Tango Walker estimates her family owes more than $28,000 in medical debt. Her five active kids often got banged up playing sports and needed minor surgery or physical therapy. She still owes money for an $1,800 custom knee brace her daughter, now a college junior on a basketball scholarship, got after tearing her ACL in 10th grade.
Walker, who has a master’s degree in educational leadership and is working toward a doctorate, recently started a job at the Children’s Advocacy Center at the University of Missouri at St. Louis. Even with insurance, she struggles to afford care. Last year she was surprised to learn her wages had been garnished with no notice for a surgery bill she didn’t know about.
She says she’s never been offered the financial assistance she later learned is often available, even though nonprofit hospitals are required by law to publicize charity-care policies. Walker, who’s Black, sees a double standard. “I’ve witnessed how White people are spoken to and how things are explained to them as opposed to how I’ve been spoken to and how things have been explained to me,” she says.
Walker’s debt is part of an enormous burden of $140 billion in past-due medical bills reported on U.S. credit files. But that burden isn’t evenly distributed: It disproportionately falls on Black Americans. Census data show that 28% of Black households have medical debt, compared with 17% of White households.
The gap is even wider in certain parts of the country. In St. Louis County, where Walker lives, people living in communities of color are almost four times as likely to have medical debt in collections than people living in predominantly White communities, according to data compiled by the Urban Institute.

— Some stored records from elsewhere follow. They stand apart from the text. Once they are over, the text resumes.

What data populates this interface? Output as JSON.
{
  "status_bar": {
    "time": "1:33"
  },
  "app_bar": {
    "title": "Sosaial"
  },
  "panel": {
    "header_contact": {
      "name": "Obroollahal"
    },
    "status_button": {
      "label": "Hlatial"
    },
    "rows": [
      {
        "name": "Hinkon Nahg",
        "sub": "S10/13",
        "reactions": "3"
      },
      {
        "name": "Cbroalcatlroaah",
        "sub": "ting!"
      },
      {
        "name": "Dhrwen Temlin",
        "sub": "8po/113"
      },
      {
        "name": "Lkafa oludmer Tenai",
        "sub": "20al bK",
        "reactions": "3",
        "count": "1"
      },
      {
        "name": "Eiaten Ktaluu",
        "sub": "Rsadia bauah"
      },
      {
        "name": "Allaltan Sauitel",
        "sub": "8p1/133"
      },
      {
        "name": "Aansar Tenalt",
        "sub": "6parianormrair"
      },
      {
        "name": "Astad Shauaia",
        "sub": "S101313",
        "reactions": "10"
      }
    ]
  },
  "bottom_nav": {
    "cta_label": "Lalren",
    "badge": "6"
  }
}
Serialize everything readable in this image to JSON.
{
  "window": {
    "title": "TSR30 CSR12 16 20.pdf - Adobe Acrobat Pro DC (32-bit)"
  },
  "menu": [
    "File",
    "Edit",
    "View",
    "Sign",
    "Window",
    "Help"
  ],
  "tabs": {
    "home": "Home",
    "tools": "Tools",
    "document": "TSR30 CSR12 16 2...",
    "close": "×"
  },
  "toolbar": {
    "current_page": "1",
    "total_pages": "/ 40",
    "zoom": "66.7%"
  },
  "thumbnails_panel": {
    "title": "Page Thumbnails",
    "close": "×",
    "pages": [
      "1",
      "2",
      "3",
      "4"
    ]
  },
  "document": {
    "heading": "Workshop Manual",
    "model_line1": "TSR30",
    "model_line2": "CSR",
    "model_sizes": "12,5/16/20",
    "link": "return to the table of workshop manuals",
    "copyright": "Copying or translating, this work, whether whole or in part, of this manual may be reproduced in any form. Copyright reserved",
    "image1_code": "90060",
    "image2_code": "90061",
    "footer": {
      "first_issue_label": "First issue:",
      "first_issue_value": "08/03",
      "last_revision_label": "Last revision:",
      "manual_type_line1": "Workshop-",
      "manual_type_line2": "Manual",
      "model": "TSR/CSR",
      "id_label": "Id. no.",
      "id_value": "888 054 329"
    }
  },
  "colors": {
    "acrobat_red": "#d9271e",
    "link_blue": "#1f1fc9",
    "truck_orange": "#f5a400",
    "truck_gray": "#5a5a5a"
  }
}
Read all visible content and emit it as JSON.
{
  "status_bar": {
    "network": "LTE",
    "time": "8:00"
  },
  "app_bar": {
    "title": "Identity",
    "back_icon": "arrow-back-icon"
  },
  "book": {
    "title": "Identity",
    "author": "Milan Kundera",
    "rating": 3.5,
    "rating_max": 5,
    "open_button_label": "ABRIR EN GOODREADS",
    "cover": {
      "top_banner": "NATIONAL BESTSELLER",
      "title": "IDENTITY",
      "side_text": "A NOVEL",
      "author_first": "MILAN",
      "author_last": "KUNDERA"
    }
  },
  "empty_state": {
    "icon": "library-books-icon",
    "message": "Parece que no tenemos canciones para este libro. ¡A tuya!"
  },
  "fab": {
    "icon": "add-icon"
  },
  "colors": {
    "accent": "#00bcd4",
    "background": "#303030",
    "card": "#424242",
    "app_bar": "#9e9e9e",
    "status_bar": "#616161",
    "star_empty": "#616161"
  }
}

Hospitals have performed heroic work to save lives amid the immense challenges of the Covid-19 pandemic. Through it all, many institutions continued to pursue collection of medical debt. After George Floyd’s murder last year and the protests that followed, hospital groups and medical societies pledged to advance racial equity. The American Hospital Association called for “the hard but necessary work to make fundamental changes and address our society’s inequity,” and “real solutions that make a genuine difference.”
Health-care companies can’t fix the root causes of the country’s systemic inequality, but doctors and hospitals can ensure their services don’t inflict financial harm on patients. For instance, they can determine how to screen patients for financial assistance and how to respond when a bill goes unpaid. But patient advocates say the medical industry perpetuates such harsh billing practices as garnishing wages, charging high interest rates, placing liens on homes, and suing patients. Those tactics often land harder on communities of color.
Meanwhile, these aggressive billing practices bring in little revenue for hospitals—less than 1% of the total by some estimates, patient advocates say. “These are already people who’ve been struggling to pay,” says Jenifer Bosco, a staff attorney at the National Consumer Law Center who co-wrote proposed legislation to strengthen protections for patients. “It’s not the way the hospitals are balancing their budgets.”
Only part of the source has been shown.